I'm not sure you need to change your strategy that much when facing min-bets. If I have a made hand that I think is the best hand, I'll raise to an amount that would give the same pot odds
as if he had checked to me. If I'm on a draw, I'll usually call, just the same as if he had made a normal bet. After seeing how he reacts to a raise, I may throw in some semi-bluffs or total bluffs later. The only big change is that it might be worth considering calling with weaker draws such as two big overcards or one overcard and an inside straight draw. You'll be getting better pot odds
, and these draws are well disguised when you hit them, thus increasing your implied odds.

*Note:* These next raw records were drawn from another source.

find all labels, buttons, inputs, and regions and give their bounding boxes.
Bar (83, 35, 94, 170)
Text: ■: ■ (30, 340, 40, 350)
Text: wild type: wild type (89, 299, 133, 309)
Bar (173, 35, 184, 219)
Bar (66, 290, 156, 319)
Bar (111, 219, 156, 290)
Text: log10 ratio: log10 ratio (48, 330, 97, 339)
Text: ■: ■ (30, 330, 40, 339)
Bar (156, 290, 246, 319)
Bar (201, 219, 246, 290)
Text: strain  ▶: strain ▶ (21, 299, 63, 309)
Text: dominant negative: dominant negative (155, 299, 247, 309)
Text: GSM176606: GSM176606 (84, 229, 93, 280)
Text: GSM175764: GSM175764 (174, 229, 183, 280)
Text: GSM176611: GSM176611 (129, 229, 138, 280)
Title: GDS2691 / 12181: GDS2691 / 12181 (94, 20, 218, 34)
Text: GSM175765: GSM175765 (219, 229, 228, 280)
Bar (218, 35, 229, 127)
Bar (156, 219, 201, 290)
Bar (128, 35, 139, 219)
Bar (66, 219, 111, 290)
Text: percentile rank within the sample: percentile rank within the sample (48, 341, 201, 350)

The main problem with min-betting made hands is it increases the implied odds to pot odds ratio. This makes calling with draws much more profitable on your part. It also makes it cheaper for you to get away from a made hand that is second best. If you raise to a normal amount and he comes over the top, you can fold second pair or weak top pair and really only lose one bet.
The main advantage to him min-betting is that he puts in less money per hand, thus reducing variance. However, this comes at the cost of reducing profit as described in the previous paragraph. Furthermore, since variance is insignificant in the long run, we shouldn't care about playing higher variance than our opponent. Basically, he's sacrificing value to us for the sake of lowering variance in the short term.
So if you're serious about winning big in the long run, DO NOT min-bet (unless it's a special strategy against a particular opponent).